In truth, Get Out is all of the above; above all, it is the brainchild of writer-director Jordan Peele, one half of the sketch comedy duo Key & Peele. The movie’s basic premise could be pitched as a comedy skit: a wealthy young white woman (Allison Williams) brings her black boyfriend (Daniel Kaluuya) home for the weekend to meet her parents, whose eager profession of progressive shibboleths (“I would have voted for Obama a third time if I could!”) masks a sordid sci-fi scheme to exploit, and effectively enslave, African Americans through mind control. In lesser hands, the movie could have been a one-note send-up of liberal hypocrisy, or a strained allegory of the sins of white America. Peele avoids both traps, filling out a sketchy scenario with imaginative visual conceits while deftly mixing tones, styles, and genres into one hard-to-categorize but impossibly entertaining package.

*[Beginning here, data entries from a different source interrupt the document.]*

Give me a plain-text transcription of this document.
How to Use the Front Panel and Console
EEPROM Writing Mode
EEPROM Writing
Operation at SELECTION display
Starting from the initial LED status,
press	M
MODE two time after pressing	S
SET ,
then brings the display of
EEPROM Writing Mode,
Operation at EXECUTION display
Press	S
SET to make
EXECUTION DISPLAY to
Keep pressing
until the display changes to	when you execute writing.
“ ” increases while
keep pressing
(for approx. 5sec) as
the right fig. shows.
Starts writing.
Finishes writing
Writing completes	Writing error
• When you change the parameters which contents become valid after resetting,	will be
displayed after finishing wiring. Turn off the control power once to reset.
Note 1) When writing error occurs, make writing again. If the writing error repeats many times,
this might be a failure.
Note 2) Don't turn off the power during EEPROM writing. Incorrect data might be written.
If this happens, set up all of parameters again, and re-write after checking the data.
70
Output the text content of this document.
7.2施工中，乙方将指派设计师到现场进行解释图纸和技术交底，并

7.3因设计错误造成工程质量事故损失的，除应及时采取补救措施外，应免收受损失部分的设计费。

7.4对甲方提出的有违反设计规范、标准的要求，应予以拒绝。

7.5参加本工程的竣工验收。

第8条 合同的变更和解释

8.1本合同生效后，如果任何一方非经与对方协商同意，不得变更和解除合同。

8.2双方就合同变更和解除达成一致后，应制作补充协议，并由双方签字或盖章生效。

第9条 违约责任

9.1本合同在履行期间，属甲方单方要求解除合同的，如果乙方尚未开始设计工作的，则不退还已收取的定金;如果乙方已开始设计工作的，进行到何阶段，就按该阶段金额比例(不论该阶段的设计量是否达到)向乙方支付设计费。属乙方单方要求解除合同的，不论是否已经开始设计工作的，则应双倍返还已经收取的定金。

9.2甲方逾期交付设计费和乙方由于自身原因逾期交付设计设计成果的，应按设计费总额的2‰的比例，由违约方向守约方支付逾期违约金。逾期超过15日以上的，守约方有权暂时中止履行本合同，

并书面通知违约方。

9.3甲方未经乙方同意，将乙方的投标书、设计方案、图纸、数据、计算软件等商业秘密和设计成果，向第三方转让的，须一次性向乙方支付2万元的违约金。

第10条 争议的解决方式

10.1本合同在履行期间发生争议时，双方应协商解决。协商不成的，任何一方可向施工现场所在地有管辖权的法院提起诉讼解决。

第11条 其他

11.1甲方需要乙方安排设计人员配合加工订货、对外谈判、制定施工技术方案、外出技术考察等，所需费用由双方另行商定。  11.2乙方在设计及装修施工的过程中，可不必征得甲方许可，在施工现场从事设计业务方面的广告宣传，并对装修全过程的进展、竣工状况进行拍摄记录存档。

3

Get Out works in the best traditions of both horror and comedy, code-switching naturally between the two while drawing out both genres’ potential for subversive social commentary. The movie wears its cinematic influences on its sleeve—think George Romero, The Stepford Wives, and Kubrick’s The Shining for starters—but it is far more than the sum of its cinematic callbacks. Peele’s film is rife with inspired and resonant images of its own, from the nightmarish void of the Sunken Place to the midnight sprint of a possessed groundskeeper. Yet for all these otherworldly touches, Get Out is at its most unsettling when it is grounded in familiar social reality. The arresting opening visually echoes the death of Trayvon Martin, for instance, and much of the film’s disquieting dread comes from its characters’ subtle diversions from expected social behaviors. Peele has a sharp ear for the ways in which members of different races and classes relate to each other, and his script cleverly subverts those social expectations to chilling (and often funny) effect. In one already famous scene, for instance, he derives immense tension from the linguistic distinction between “tattle-tale” and “snitch.”
Many a forgotten Oscar hopeful has strived for relevance by trying to make a statement about race; most have retreated to the comforting conventions of Great Man biopics or historical parables. Get Out, by contrast, feels vitally of the moment. Much like Spike Lee’s seminal Do the Right Thing, Peele’s debut is a surefooted entertainment that asks uneasy questions about race in America without providing easy answers, a film that implicates the audience but does not insult it. The laughs catch in your throat, the scares cause jolts of recognition—and the whole film lingers in your mind long after it is over.